How to Solve the Problem

Our research finds that a targeted fee structure can cleverly resolve market coordination issues while retaining the advantages of "personalized pricing." This affine fee model employs a "two-part tariff" mechanism, where service providers must pay the platform:

  • A fixed base fee per transaction;

  • A variable fee: which increases with transaction volume (surcharge) or decreases with transaction volume (discount).

This model will have differentiated impacts on suppliers based on their costs and market positioning.

In such markets, suppliers' costs vary significantly: some suppliers have lower costs due to advanced technology, access to renewable energy, or efficient cooling systems; others may have higher costs but can provide premium services such as high reliability.

Under traditional commission models, if market competition is excessive, low-cost GPU suppliers may set aggressively low prices, capturing too large a market share, leading to the market distortions mentioned earlier: some suppliers exit, resulting in limited transaction volume, while the market average price is driven down.

For this scenario, the optimal strategy is a "transaction volume surcharge": the more customers a supplier serves, the higher the fee per transaction.

This mechanism can create a "natural constraint" on aggressive low-cost suppliers, preventing them from capturing too much market share at unsustainable low prices, thus maintaining market balance.

When market competition is moderate or insufficient, the optimal strategy shifts to a "transaction volume discount": the more customers a supplier serves, the lower the fee per transaction.
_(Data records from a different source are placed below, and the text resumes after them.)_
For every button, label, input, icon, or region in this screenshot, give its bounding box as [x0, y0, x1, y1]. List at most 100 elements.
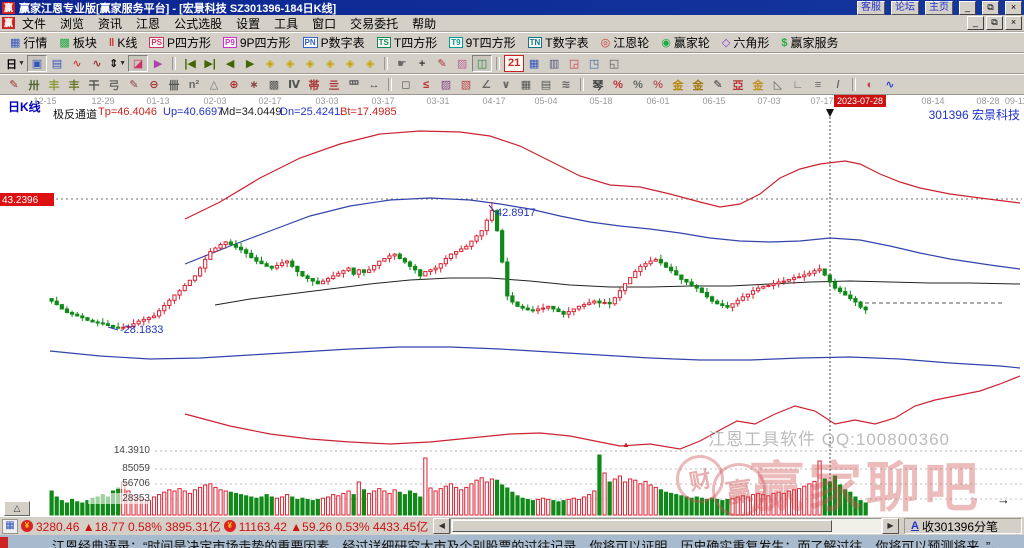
notebook-icon[interactable]: ▥: [544, 55, 564, 72]
user-icon[interactable]: ◱: [604, 55, 624, 72]
quotes-button[interactable]: ▦ 行情: [4, 34, 53, 51]
close-button[interactable]: ×: [1005, 0, 1022, 15]
scrollbar-right-button[interactable]: ▶: [882, 518, 899, 534]
triangle-tool-icon[interactable]: △: [204, 76, 224, 93]
expand-volume-button[interactable]: △: [4, 501, 30, 516]
ink-tool-icon[interactable]: ✎: [708, 76, 728, 93]
gold-bar-tool-icon[interactable]: 金: [688, 76, 708, 93]
yinyang-icon[interactable]: ◐: [860, 76, 880, 93]
period-button[interactable]: 日 ▼: [4, 55, 27, 72]
calendar-icon[interactable]: 21: [504, 55, 525, 72]
kline-style-icon[interactable]: ◪: [128, 55, 149, 72]
prev-bar-icon[interactable]: ◀: [220, 55, 240, 72]
menu-item[interactable]: 公式选股: [167, 15, 229, 32]
last-bar-icon[interactable]: ▶|: [200, 55, 220, 72]
scrollbar-left-button[interactable]: ◀: [433, 518, 451, 534]
mdi-close-button[interactable]: ×: [1005, 16, 1022, 30]
kline-button[interactable]: ‖ K线: [103, 34, 144, 51]
gann-diamond-6-icon[interactable]: ◈: [360, 55, 380, 72]
t-number-button[interactable]: TN T数字表: [522, 34, 595, 51]
gann-diamond-5-icon[interactable]: ◈: [340, 55, 360, 72]
homepage-link[interactable]: 主页: [925, 0, 953, 15]
width-tool-icon[interactable]: ↔: [364, 76, 384, 93]
circle-tool-icon[interactable]: ⊖: [144, 76, 164, 93]
menu-item[interactable]: 窗口: [305, 15, 343, 32]
chart-scrollbar[interactable]: ◀ ▶: [433, 518, 899, 534]
target-tool-icon[interactable]: ⊕: [224, 76, 244, 93]
flag-icon[interactable]: ▶: [148, 55, 168, 72]
info-panel-icon[interactable]: ▤: [47, 55, 67, 72]
customer-service-link[interactable]: 客服: [857, 0, 885, 15]
shanghai-index-quote[interactable]: 3280.46 ▲18.77 0.58% 3895.31亿: [36, 518, 221, 535]
kline-chart[interactable]: ▲ 42.8917 -28.1833 43.2396: [0, 95, 1024, 516]
trend-line2-icon[interactable]: ∿: [87, 55, 107, 72]
draw-icon[interactable]: ✎: [432, 55, 452, 72]
gann-diamond-2-icon[interactable]: ◈: [280, 55, 300, 72]
menu-item[interactable]: 文件: [15, 15, 53, 32]
angle-tool-icon[interactable]: ∠: [476, 76, 496, 93]
mdi-minimize-button[interactable]: _: [967, 16, 984, 30]
waves-tool-icon[interactable]: ≋: [556, 76, 576, 93]
menu-item[interactable]: 浏览: [53, 15, 91, 32]
restore-button[interactable]: ⧉: [982, 0, 999, 15]
pen2-tool-icon[interactable]: ✎: [124, 76, 144, 93]
menu-item[interactable]: 设置: [229, 15, 267, 32]
gann-diamond-3-icon[interactable]: ◈: [300, 55, 320, 72]
chart-area[interactable]: ▲ 42.8917 -28.1833 43.2396 日K线 极反通道 301396 …: [0, 95, 1024, 516]
gann-box-tool-icon[interactable]: 亞: [728, 76, 748, 93]
menu-item[interactable]: 江恩: [129, 15, 167, 32]
next-bar-icon[interactable]: ▶: [240, 55, 260, 72]
rise-angle-tool-icon[interactable]: ◺: [768, 76, 788, 93]
gann-grid-tool-icon[interactable]: 卅: [24, 76, 44, 93]
menu-item[interactable]: 帮助: [405, 15, 443, 32]
star-grid-tool-icon[interactable]: ∗: [244, 76, 264, 93]
pencil-tool-icon[interactable]: ✎: [4, 76, 24, 93]
quotes-grid-icon[interactable]: ▦: [2, 518, 18, 534]
gann-wheel-button[interactable]: ◎ 江恩轮: [595, 34, 656, 51]
menu-item[interactable]: 工具: [267, 15, 305, 32]
eraser-icon[interactable]: ▨: [452, 55, 472, 72]
percent-tool-icon[interactable]: %: [628, 76, 648, 93]
window-grid-tool-icon[interactable]: 罒: [344, 76, 364, 93]
pattern2-tool-icon[interactable]: ▧: [456, 76, 476, 93]
calculator-icon[interactable]: ▦: [524, 55, 544, 72]
fan-tool-icon[interactable]: ≤: [416, 76, 436, 93]
net-tool-icon[interactable]: ▩: [264, 76, 284, 93]
gann-diamond-1-icon[interactable]: ◈: [260, 55, 280, 72]
forum-link[interactable]: 论坛: [891, 0, 919, 15]
crosshair-icon[interactable]: +: [412, 55, 432, 72]
mdi-restore-button[interactable]: ⧉: [986, 16, 1003, 30]
steps-tool-icon[interactable]: ≡: [808, 76, 828, 93]
slope-tool-icon[interactable]: /: [828, 76, 848, 93]
scroll-right-indicator[interactable]: →: [997, 492, 1010, 507]
band-tool-icon[interactable]: 帯: [304, 76, 324, 93]
menu-item[interactable]: 资讯: [91, 15, 129, 32]
save-icon[interactable]: ◲: [564, 55, 584, 72]
minimize-button[interactable]: _: [959, 0, 976, 15]
scale-button[interactable]: ⇕ ▼: [107, 55, 128, 72]
winner-wheel-button[interactable]: ◉ 赢家轮: [655, 34, 716, 51]
window-icon[interactable]: ▣: [26, 55, 47, 72]
tick-panel-button[interactable]: A 收301396分笔: [904, 518, 1022, 534]
scrollbar-track[interactable]: [450, 518, 882, 534]
first-bar-icon[interactable]: |◀: [180, 55, 200, 72]
time-grid-tool-icon[interactable]: 丰: [64, 76, 84, 93]
hexagon-button[interactable]: ◇ 六角形: [716, 34, 775, 51]
lines-tool-icon[interactable]: 亖: [324, 76, 344, 93]
piano-tool-icon[interactable]: 琴: [588, 76, 608, 93]
grid-dense-tool-icon[interactable]: ▦: [516, 76, 536, 93]
menu-item[interactable]: 交易委托: [343, 15, 405, 32]
scrollbar-thumb[interactable]: [452, 520, 833, 532]
ruler-tool-icon[interactable]: 卌: [164, 76, 184, 93]
p9-square-button[interactable]: P9 9P四方形: [217, 34, 296, 51]
t9-square-button[interactable]: T9 9T四方形: [443, 34, 521, 51]
screenshot-icon[interactable]: ◳: [584, 55, 604, 72]
arc-tool-icon[interactable]: 弓: [104, 76, 124, 93]
square-n2-tool-icon[interactable]: n²: [184, 76, 204, 93]
winner-service-button[interactable]: $ 赢家服务: [775, 34, 844, 51]
price-grid-tool-icon[interactable]: 丰: [44, 76, 64, 93]
hand-icon[interactable]: ☛: [392, 55, 412, 72]
flag-tool-icon[interactable]: 干: [84, 76, 104, 93]
grid-box-tool-icon[interactable]: ▤: [536, 76, 556, 93]
gold-box-tool-icon[interactable]: 金: [748, 76, 768, 93]
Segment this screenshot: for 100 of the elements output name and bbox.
This mechanism encourages suppliers to expand transaction volume through price reductions while effectively enhancing market competitiveness without dropping prices below sustainable levels.
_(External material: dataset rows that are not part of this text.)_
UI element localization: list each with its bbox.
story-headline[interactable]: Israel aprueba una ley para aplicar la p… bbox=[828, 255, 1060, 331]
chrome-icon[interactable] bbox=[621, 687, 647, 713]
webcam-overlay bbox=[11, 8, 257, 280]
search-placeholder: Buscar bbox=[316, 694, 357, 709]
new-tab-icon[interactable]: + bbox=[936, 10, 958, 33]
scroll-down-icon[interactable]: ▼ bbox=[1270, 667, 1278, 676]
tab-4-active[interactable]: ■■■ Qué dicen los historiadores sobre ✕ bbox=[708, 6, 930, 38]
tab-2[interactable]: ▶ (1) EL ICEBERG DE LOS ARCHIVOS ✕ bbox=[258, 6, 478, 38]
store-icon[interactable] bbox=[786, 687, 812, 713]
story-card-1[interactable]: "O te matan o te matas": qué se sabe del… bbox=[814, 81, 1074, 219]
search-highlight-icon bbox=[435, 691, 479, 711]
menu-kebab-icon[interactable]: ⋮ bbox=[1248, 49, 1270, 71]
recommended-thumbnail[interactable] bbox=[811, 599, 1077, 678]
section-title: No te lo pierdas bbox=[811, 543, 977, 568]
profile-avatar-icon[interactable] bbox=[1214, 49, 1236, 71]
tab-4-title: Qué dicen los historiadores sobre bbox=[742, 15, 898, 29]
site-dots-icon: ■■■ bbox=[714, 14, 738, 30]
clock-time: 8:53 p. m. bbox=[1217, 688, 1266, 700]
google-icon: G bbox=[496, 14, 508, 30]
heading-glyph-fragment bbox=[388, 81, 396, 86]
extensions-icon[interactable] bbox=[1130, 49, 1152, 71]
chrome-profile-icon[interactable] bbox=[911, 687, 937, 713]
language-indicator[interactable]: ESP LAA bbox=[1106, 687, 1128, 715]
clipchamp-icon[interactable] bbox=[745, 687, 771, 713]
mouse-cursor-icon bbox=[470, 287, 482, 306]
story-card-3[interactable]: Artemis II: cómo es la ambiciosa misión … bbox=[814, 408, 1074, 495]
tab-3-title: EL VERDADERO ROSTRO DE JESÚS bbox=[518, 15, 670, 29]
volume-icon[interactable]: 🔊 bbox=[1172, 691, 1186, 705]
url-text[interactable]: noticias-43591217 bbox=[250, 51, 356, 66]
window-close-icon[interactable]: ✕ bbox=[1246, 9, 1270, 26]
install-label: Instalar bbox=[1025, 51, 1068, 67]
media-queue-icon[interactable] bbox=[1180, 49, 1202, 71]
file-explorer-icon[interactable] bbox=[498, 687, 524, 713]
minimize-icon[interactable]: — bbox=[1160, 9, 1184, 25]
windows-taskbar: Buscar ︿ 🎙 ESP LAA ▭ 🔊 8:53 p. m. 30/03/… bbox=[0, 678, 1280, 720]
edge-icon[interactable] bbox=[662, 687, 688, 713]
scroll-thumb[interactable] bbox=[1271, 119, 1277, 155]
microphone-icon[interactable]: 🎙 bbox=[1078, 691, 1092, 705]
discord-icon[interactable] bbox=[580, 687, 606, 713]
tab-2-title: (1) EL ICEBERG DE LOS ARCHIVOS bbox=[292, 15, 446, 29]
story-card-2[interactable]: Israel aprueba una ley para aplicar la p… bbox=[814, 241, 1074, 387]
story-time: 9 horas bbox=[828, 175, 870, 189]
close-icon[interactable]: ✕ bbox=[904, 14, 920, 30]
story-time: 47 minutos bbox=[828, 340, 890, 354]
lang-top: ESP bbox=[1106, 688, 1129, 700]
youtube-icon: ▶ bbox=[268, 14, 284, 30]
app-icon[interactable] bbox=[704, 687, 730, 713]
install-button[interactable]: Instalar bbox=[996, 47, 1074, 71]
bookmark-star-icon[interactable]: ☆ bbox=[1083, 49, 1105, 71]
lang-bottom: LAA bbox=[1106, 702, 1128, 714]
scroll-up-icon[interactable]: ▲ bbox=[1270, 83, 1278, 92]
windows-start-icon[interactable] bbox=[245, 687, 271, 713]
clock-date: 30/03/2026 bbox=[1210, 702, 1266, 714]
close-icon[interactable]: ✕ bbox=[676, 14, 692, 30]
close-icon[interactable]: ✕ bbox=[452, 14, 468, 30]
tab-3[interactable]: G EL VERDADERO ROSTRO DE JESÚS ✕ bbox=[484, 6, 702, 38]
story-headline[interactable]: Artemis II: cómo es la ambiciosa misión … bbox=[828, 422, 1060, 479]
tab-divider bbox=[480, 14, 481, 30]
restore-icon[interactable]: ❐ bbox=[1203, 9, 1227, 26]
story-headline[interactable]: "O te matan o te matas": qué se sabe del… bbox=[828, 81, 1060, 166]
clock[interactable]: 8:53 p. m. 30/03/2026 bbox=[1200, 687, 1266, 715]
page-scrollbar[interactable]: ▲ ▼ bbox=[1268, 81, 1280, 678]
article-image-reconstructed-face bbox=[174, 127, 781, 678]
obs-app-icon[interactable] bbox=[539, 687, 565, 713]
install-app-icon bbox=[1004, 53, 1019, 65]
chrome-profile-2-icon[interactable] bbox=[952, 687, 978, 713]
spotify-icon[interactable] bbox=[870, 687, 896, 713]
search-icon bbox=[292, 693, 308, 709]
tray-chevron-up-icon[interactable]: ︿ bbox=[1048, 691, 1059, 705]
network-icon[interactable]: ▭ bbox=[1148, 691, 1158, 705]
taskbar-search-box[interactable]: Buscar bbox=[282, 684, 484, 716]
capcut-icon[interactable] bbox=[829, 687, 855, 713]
For example, in a decentralized social platform, lower fees could be charged to "creators with higher user interaction," encouraging them to set more competitive prices for paid content while attracting more user participation.

The brilliance of the affine fee mechanism lies in that it does not require the platform to grasp each supplier's specific costs; the fee structure creates positive incentives, guiding suppliers to self-adjust based on their private cost information. Low-cost suppliers can still gain advantages by pricing below high-cost competitors, but the fee structure will prevent them from monopolizing the market in a way that harms the overall ecosystem's health.

We validated through mathematical simulations that a reasonably calibrated "transaction volume-based fee structure" can enable the platform to achieve over 99% of theoretical optimal market efficiency. In the theoretical framework, it outperforms both "centralized pricing" and "zero-commission" models. The resulting market will have the following characteristics:

  • Low-cost suppliers retain competitive advantages but do not capture excessive market share;

  • High-cost suppliers can continue to participate by focusing on "niche markets for differentiated services";

  • The overall market reaches a more balanced equilibrium state, with reasonable price differences;

  • The platform achieves sustainable revenue while enhancing market functionality.

Furthermore, analysis indicates that the optimal fee structure depends on "observable market characteristics," rather than each supplier's "private cost information." When designing contracts, the platform can use observable signals such as "price" and "transaction volume" as proxy indicators for "hidden costs," allowing suppliers to retain pricing power based on private information while addressing the inherent coordination failures in fully decentralized systems.

Future Development Path of Blockchain Projects

Many blockchain projects, by adopting traditional commission models or zero-fee models, have both harmed their financial sustainability and reduced market efficiency.

Our research confirms that designing a reasonable fee structure is not contrary to decentralization; rather, it is a core element in building a functional decentralized market.